Former Peruvian president Alberto Fujimori acknowledged on Monday that he paid his spy chief US$15 million in state money to quit as his government collapsed amid a corruption scandal.
Fujimori’s defense lawyer, Cesar Nakazaki, said the 70-year-old ex-president should not be held criminally responsible for the irregular payment to spymaster Vladimiro Montesinos because he later repaid the money.
“I only accept the facts, I do not accept the criminal responsibility, the punishment or the civil reparations,” Fujimori told the court at the start of his embezzlement trial.
Fujimori was convicted and sentenced to 25 years in April for overseeing death squad activity that claimed 25 lives during his 1990-2000 rule as his government fought Maoist Shining Path guerrillas.
He was previously convicted of abuse of power and sentenced to six years for an illegal search.
He faces two more trials for allegedly authorizing illegal phone taps, bribes to congressmen and secretly buying a TV station for political propaganda with state money.
Chief Prosecutor Alvaro Guillen asked for eight years on the embezzlement charge and that Fujimori pay the state US$670,000 in reparations. Guillen said Fujimori paid Montesinos to leave Peru shortly after a video surfaced that showed the spy chief bribing a congressman.
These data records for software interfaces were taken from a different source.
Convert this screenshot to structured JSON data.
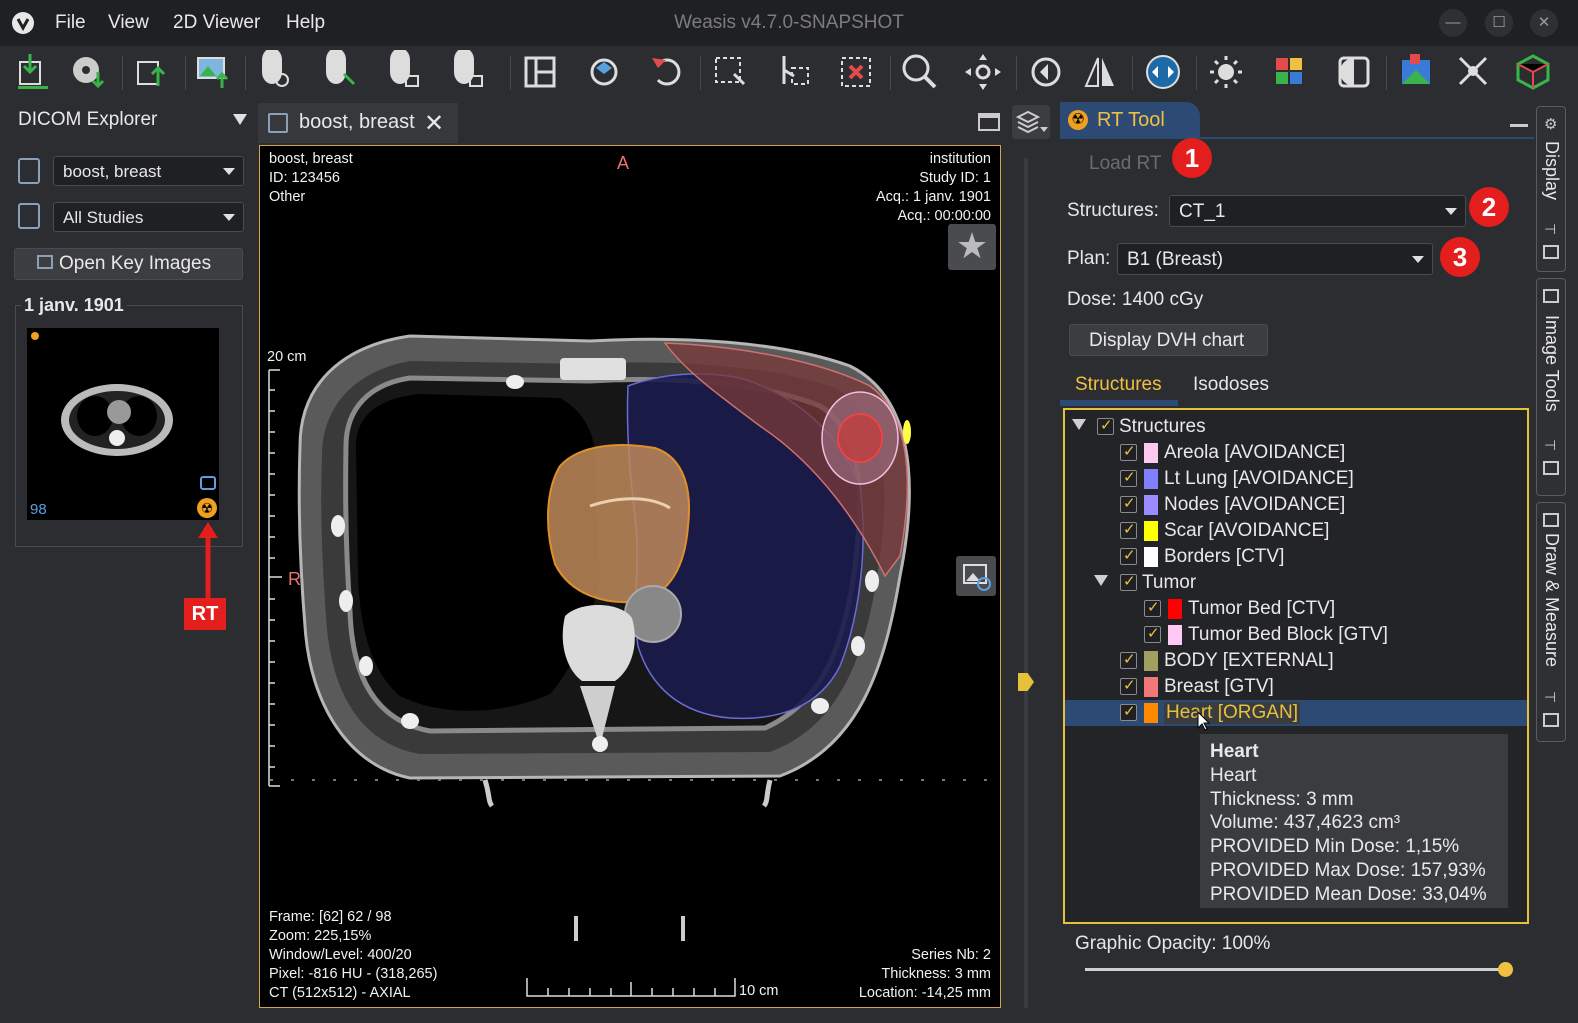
{
  "app": {
    "title": "Weasis v4.7.0-SNAPSHOT",
    "menu": [
      "File",
      "View",
      "2D Viewer",
      "Help"
    ],
    "window_controls": [
      "minimize-icon",
      "maximize-icon",
      "close-icon"
    ]
  },
  "explorer": {
    "title": "DICOM Explorer",
    "patient": "boost, breast",
    "studies": "All Studies",
    "open_key_images": "Open Key Images",
    "study_date": "1 janv. 1901",
    "thumb_count": "98",
    "rt_label": "RT"
  },
  "viewer": {
    "tab_title": "boost, breast",
    "top_left": [
      "boost, breast",
      "ID: 123456",
      "Other"
    ],
    "top_right": [
      "institution",
      "Study ID: 1",
      "Acq.: 1 janv. 1901",
      "Acq.: 00:00:00"
    ],
    "orient_top": "A",
    "orient_left": "R",
    "scale_label": "20 cm",
    "bottom_left": [
      "Frame: [62] 62 / 98",
      "Zoom: 225,15%",
      "Window/Level: 400/20",
      "Pixel: -816 HU - (318,265)",
      "CT (512x512) - AXIAL"
    ],
    "bottom_right": [
      "Series Nb: 2",
      "Thickness: 3 mm",
      "Location: -14,25 mm"
    ],
    "hscale_label": "10 cm"
  },
  "rt": {
    "title": "RT Tool",
    "load_rt": "Load RT",
    "structures_label": "Structures:",
    "structures_value": "CT_1",
    "plan_label": "Plan:",
    "plan_value": "B1 (Breast)",
    "dose": "Dose: 1400 cGy",
    "dvh_button": "Display DVH chart",
    "tabs": [
      "Structures",
      "Isodoses"
    ],
    "badges": [
      "1",
      "2",
      "3"
    ],
    "tree_root": "Structures",
    "items": [
      {
        "label": "Areola [AVOIDANCE]",
        "color": "#ffc8f0"
      },
      {
        "label": "Lt Lung [AVOIDANCE]",
        "color": "#8080ff"
      },
      {
        "label": "Nodes [AVOIDANCE]",
        "color": "#9a8cff"
      },
      {
        "label": "Scar [AVOIDANCE]",
        "color": "#ffff00"
      },
      {
        "label": "Borders [CTV]",
        "color": "#ffffff"
      }
    ],
    "tumor_group": "Tumor",
    "tumor_items": [
      {
        "label": "Tumor Bed [CTV]",
        "color": "#ff0000"
      },
      {
        "label": "Tumor Bed Block [GTV]",
        "color": "#ffc8f5"
      }
    ],
    "items_after": [
      {
        "label": "BODY [EXTERNAL]",
        "color": "#a0a060"
      },
      {
        "label": "Breast [GTV]",
        "color": "#f07878"
      },
      {
        "label": "Heart [ORGAN]",
        "color": "#ff8a00"
      }
    ],
    "tooltip": [
      "Heart",
      "Heart",
      "Thickness: 3 mm",
      "Volume: 437,4623 cm³",
      "PROVIDED Min Dose: 1,15%",
      "PROVIDED Max Dose: 157,93%",
      "PROVIDED Mean Dose: 33,04%"
    ],
    "opacity": "Graphic Opacity: 100%",
    "opacity_value": 1.0
  },
  "dock": {
    "tabs": [
      "Display",
      "Image Tools",
      "Draw & Measure"
    ]
  },
  "colors": {
    "accent": "#e6c23a",
    "badge": "#e41d1d",
    "selected_row": "#2d4a74"
  }
}
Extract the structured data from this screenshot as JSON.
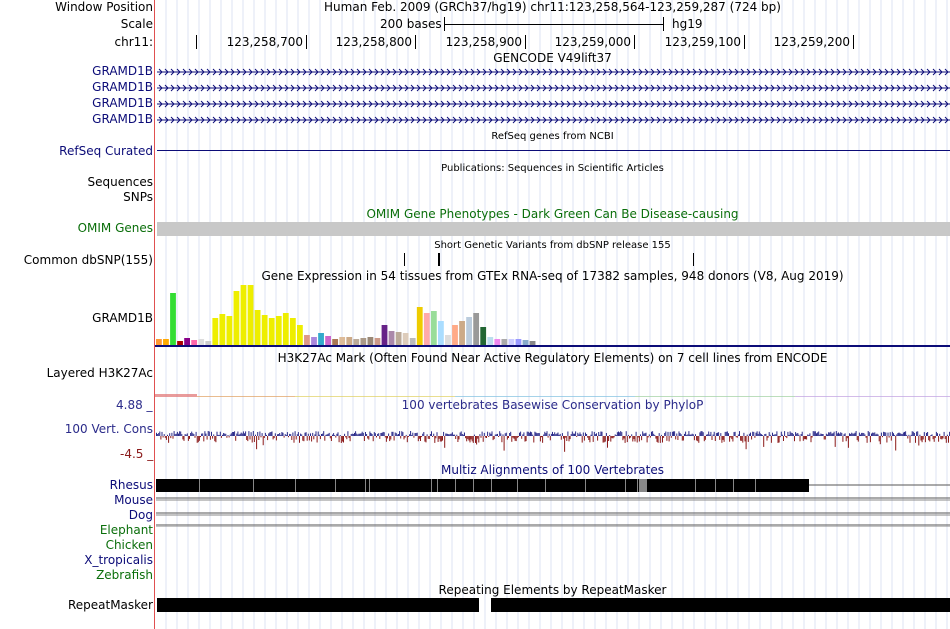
{
  "header": {
    "window_position_label": "Window Position",
    "window_position_text": "Human Feb. 2009 (GRCh37/hg19)   chr11:123,258,564-123,259,287 (724 bp)",
    "scale_label": "Scale",
    "scale_bar_text": "200 bases",
    "scale_assembly": "hg19",
    "chrom_label": "chr11:",
    "ruler_ticks": [
      "123,258,700",
      "123,258,800",
      "123,258,900",
      "123,259,000",
      "123,259,100",
      "123,259,200"
    ]
  },
  "tracks": {
    "gencode": {
      "title": "GENCODE V49lift37",
      "rows": [
        "GRAMD1B",
        "GRAMD1B",
        "GRAMD1B",
        "GRAMD1B"
      ],
      "color": "#0c0c78"
    },
    "refseq": {
      "title": "RefSeq genes from NCBI",
      "label": "RefSeq Curated",
      "color": "#0c0c78"
    },
    "publications": {
      "title": "Publications: Sequences in Scientific Articles",
      "labels": [
        "Sequences",
        "SNPs"
      ]
    },
    "omim": {
      "title": "OMIM Gene Phenotypes - Dark Green Can Be Disease-causing",
      "label": "OMIM Genes",
      "color": "#0a6e0a",
      "bar_color": "#c8c8c8"
    },
    "dbsnp": {
      "title": "Short Genetic Variants from dbSNP release 155",
      "label": "Common dbSNP(155)"
    },
    "gtex": {
      "title": "Gene Expression in 54 tissues from GTEx RNA-seq of 17382 samples, 948 donors (V8, Aug 2019)",
      "label": "GRAMD1B"
    },
    "h3k27ac": {
      "title": "H3K27Ac Mark (Often Found Near Active Regulatory Elements) on 7 cell lines from ENCODE",
      "label": "Layered H3K27Ac"
    },
    "phylop": {
      "title": "100 vertebrates Basewise Conservation by PhyloP",
      "label": "100 Vert. Cons",
      "max": "4.88 _",
      "min": "-4.5 _",
      "color": "#2b2b8a",
      "neg_color": "#8b1a1a"
    },
    "multiz": {
      "title": "Multiz Alignments of 100 Vertebrates",
      "species": [
        {
          "name": "Rhesus",
          "color": "#0c0c78"
        },
        {
          "name": "Mouse",
          "color": "#0c0c78"
        },
        {
          "name": "Dog",
          "color": "#0c0c78"
        },
        {
          "name": "Elephant",
          "color": "#0a6e0a"
        },
        {
          "name": "Chicken",
          "color": "#0a6e0a"
        },
        {
          "name": "X_tropicalis",
          "color": "#0c0c78"
        },
        {
          "name": "Zebrafish",
          "color": "#0a6e0a"
        }
      ]
    },
    "repeatmasker": {
      "title": "Repeating Elements by RepeatMasker",
      "label": "RepeatMasker"
    }
  }
}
In Peru, prison sentences do not accumulate, so 25 years is the maximum term Fujimori can serve in prison.
Montesinos, the shadowy power behind Fujimori’s 10-year regime, is serving a 20-year term for bribing lawmakers and businessmen and running guns to Colombian rebels.
At the start of Monday’s trial, Fujimori again sat pokerfaced and composed before the three-judge panel. But as the hearing dragged on the graying Fujimori closed his eyes for extended intervals and appeared to sleep.
Fujimori looked markedly older on Monday than he did at the start of his first, 15-month human rights trial, when he declared his innocence to the court in a full-throated roar.
When first asked to respond to the charges on Monday, Fujimori requested a 10-minute medical reprieve. He appeared depressed and ailing from a series of health issues during the long sessions of his last trial.
The third of five trials Fujimori faces, the embezzlement hearings are the first to tackle the web of corruption that brought down his government in 2000. Fujimori says he repaid the US$15 million to state coffers before fleeing Peru for Japan in November 2000, two months after the video tape surfaced. Fujimori was arrested in 2005 when he attempted to return to Peru via Chile.
Contacted by telephone by The Associated Press, Nakazaki declined to say if the money Fujimori used to repay the state was his own.
Prosecutors questioned how Fujimori, a former university rector, could have legally come up with the money.
Analysts say Fujimori admitted to the irregular payment to avoid a long, drawn-out trial that could damage the presidential chances of his daughter, Keiko. The trial is expected to wrap up by Friday.
Keiko leads several opinion polls on the strength of her father’s lingering popularity for neutralizing the bloody, Shining Path insurgency.